Four wheels bad ... two wheels good

IssueOctober 2006
Comment by Jeff Cloves

Phil Reardon (PN obit July/August) was a gem of a bloke “very much in the William Morris News From Nowhere tradition” as Howard Clark put it and his wonderfully inventive tract on re-cycling cycles is still my constant companion.

Here in Stroud, the founders of Bicycology shyly admit to having never heard of Phil or his great work but they are clearly his philosophical descendants. By osmosis, or otherwise, their excellent guide has been compiled with the same wit and flair that Phil showed all those years ago.

Love your bike

Unfortunately, you can now pay as much as #3000 for a bike designed to sit alongside your Porsche car and your Harley Davidson motorbike, in a garage the size of a house.

The technical complexities of such bikes demand a degree in engineering to understand and maintain, and are a far cry from Phil's espousal of the sensible, simple and intimate. His insistence that “bikes really don't need a lot of maintenance, but minor problems do have a way of turning into major ones if not attended to - a well-put-together, well tended bike is a real friend”, is echoed by the Bicycologists.

The founders of Bicycology, James and Imogen, are peace activists and anti-globalisation campaigners from Stroud and had an excellent stall at our recent free fringe festival. They, like Phil, are champions of re-cycling but their Guide to Bicycology (Imogen did the excellent drawings) is also a statement of their wider beliefs. What makes it particularly endearing is its plain speech and its wit. Thus: “The following definition (taken from Pedals' Fictionary) should give the reader some insight into the field we shall be exploring. However, as will be noted, there is some disagreement and debate concerning whether Bicycology is an Art or a Science, or indeed whether it is either. It is worth pointing out that most Bicycologists have tired of this debate, preferring to get on their bikes and ride.”

Spanners in the wheels

I am a member of the Stroud Valleys Cycle Campaign and our newsletter, Uphill, has this quotation on its masthead: “Every time I see an adult on a bicycle I no longer despair for the human race”. It's from HG Wells - author of The War of the Worlds amongst other books.
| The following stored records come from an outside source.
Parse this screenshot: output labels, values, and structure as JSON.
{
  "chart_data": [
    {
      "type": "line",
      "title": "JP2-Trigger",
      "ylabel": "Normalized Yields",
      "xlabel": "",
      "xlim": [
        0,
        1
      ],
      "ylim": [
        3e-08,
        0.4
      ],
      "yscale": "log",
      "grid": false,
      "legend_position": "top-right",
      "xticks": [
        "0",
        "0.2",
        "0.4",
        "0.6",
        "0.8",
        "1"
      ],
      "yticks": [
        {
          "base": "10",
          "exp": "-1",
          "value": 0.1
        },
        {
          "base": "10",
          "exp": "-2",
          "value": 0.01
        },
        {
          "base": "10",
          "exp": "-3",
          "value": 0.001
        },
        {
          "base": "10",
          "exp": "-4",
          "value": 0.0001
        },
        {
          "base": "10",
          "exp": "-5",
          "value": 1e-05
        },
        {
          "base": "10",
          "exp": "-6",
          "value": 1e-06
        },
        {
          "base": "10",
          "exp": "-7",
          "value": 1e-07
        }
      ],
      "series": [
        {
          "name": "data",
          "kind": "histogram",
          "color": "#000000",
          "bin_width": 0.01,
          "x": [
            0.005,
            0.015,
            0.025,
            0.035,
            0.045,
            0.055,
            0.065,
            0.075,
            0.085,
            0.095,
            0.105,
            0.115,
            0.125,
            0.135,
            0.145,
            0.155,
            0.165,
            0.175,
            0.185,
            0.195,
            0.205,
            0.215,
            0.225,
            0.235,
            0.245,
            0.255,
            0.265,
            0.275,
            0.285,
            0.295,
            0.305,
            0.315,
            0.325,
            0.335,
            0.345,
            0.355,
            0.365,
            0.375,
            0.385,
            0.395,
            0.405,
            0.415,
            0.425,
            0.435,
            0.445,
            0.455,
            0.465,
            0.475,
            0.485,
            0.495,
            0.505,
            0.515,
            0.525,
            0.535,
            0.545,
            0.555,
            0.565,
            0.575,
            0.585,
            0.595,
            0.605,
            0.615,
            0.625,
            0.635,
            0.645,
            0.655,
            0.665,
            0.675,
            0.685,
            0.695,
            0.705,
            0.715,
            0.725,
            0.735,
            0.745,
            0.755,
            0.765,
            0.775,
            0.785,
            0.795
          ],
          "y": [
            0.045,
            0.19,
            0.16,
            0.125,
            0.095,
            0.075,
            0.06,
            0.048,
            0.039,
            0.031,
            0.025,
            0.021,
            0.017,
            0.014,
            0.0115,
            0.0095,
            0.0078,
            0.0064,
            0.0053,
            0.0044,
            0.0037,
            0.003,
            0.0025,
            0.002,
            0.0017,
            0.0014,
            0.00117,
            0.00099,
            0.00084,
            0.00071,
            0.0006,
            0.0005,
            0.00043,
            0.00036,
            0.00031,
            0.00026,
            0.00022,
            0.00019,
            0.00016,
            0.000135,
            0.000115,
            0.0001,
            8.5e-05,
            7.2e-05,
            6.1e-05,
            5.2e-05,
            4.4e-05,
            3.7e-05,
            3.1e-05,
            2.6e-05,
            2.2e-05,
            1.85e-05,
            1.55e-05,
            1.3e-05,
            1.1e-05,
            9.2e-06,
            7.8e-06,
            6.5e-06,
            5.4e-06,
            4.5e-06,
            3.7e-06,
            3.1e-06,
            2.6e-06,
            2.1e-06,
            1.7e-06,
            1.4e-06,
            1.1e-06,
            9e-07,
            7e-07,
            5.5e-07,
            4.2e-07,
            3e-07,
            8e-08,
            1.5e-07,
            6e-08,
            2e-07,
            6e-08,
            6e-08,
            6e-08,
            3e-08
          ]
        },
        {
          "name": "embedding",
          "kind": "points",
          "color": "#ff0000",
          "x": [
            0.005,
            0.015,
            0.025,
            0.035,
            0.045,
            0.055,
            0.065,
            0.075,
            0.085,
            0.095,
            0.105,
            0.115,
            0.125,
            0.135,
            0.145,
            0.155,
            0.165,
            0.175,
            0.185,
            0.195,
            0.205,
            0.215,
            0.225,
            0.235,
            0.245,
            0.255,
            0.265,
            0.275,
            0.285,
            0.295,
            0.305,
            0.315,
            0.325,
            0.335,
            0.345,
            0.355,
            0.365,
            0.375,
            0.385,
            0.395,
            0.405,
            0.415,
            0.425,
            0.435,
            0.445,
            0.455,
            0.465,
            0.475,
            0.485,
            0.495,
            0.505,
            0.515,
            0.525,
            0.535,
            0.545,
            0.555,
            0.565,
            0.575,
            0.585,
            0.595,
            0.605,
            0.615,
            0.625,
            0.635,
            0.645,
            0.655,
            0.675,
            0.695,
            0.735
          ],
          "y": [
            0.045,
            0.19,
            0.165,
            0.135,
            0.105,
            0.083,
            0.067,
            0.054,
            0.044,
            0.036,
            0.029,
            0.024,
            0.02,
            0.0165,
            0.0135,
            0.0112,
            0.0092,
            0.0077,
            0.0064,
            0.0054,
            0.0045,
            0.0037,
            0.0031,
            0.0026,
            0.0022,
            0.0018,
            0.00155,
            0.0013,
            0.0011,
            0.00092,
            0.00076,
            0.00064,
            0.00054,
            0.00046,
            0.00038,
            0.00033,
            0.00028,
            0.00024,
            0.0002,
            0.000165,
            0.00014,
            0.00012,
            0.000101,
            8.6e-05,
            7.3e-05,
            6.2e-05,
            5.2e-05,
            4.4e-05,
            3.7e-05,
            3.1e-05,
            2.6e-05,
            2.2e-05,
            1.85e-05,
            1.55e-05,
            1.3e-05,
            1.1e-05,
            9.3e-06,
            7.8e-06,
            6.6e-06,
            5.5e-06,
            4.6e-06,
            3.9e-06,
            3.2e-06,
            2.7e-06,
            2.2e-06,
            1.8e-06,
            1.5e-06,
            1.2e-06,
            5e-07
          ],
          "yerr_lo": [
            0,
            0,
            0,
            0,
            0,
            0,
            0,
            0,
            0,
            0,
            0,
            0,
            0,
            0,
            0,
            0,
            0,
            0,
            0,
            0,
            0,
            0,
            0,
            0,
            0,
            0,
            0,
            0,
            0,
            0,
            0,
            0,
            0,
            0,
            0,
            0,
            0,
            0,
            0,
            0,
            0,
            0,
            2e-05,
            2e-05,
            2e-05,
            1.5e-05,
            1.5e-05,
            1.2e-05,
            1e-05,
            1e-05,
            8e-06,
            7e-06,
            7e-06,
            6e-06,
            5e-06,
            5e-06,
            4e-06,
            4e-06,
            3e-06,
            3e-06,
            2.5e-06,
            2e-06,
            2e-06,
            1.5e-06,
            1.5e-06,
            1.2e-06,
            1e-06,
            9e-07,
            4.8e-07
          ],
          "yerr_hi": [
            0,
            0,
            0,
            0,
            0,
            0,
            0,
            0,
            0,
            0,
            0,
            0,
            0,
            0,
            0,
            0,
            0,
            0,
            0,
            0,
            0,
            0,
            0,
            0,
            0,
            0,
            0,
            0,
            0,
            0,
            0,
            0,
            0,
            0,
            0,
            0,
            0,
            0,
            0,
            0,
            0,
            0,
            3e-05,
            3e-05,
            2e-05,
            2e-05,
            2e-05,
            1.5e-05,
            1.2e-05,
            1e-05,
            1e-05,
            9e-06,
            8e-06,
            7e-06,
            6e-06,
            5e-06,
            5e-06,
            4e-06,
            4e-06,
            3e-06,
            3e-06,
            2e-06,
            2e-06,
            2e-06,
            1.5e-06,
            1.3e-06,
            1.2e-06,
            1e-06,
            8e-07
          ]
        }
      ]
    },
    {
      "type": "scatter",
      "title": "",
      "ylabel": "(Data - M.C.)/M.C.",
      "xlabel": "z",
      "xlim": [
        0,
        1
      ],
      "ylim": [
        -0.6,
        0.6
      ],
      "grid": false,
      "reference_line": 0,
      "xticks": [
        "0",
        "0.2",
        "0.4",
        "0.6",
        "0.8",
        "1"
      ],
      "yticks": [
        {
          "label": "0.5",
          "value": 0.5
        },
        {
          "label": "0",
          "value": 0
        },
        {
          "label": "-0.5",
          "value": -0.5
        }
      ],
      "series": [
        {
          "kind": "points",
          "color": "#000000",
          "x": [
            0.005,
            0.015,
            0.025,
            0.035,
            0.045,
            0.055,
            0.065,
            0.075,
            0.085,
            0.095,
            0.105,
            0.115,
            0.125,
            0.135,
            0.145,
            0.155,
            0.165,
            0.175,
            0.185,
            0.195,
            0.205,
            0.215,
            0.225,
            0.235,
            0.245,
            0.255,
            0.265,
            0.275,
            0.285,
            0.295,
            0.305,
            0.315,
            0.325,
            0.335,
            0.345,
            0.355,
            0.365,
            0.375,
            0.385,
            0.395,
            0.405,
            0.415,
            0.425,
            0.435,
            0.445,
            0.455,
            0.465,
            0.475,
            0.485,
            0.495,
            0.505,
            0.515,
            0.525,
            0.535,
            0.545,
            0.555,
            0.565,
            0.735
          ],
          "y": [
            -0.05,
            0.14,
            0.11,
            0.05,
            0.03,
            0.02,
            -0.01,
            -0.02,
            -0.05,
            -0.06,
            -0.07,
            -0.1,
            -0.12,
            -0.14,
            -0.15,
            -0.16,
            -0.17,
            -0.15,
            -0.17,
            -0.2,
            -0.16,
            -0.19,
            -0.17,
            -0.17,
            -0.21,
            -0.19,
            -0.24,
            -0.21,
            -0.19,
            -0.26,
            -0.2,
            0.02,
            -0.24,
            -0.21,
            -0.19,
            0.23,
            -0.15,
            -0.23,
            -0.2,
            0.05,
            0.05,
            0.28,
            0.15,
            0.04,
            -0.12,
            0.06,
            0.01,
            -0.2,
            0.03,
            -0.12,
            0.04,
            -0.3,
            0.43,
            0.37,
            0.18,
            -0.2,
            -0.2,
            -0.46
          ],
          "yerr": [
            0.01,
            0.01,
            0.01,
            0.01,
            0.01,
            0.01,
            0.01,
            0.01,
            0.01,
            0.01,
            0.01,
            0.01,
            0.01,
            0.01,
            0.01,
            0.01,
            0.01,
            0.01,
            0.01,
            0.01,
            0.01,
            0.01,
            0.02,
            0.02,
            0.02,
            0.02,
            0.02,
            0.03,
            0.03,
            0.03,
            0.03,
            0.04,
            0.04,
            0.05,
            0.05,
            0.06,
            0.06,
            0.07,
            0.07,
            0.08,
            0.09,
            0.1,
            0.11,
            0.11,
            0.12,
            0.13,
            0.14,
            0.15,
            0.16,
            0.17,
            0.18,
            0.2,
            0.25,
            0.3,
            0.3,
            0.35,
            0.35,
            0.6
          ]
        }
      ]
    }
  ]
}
The trouble is, that as our own capitalist wars of the world rage, fewer and fewer people are riding bikes. India and China have turned against bikes and increasingly worship the car - the Indian government is proposing banning inner-city cycle rickshaws in Mumbai - and at home, outside London at least, bicycle journeys are stagnating when not falling.

Cycles of change

Years ago, my friend Mike Bartholomew had a wonderful idea for a Bicycle Aldermaston - why trudge when you can ride a bike was his idea - and it would have had a symbolic impact too. Cycling was intimately involved with the birth of the feminist movement (see HG Wells's wonderful novel Wheels of Chance) and socialism (the Clarion Cycling Club).

Despite BSA making folding bikes for paratroopers in WW2 I've always thought of bikes as essentially pacific. War is motorised, but I started my own cycling life in a sidecar attached to my mum and dad's tandem. Now, here I am writing for PN. I rest my case.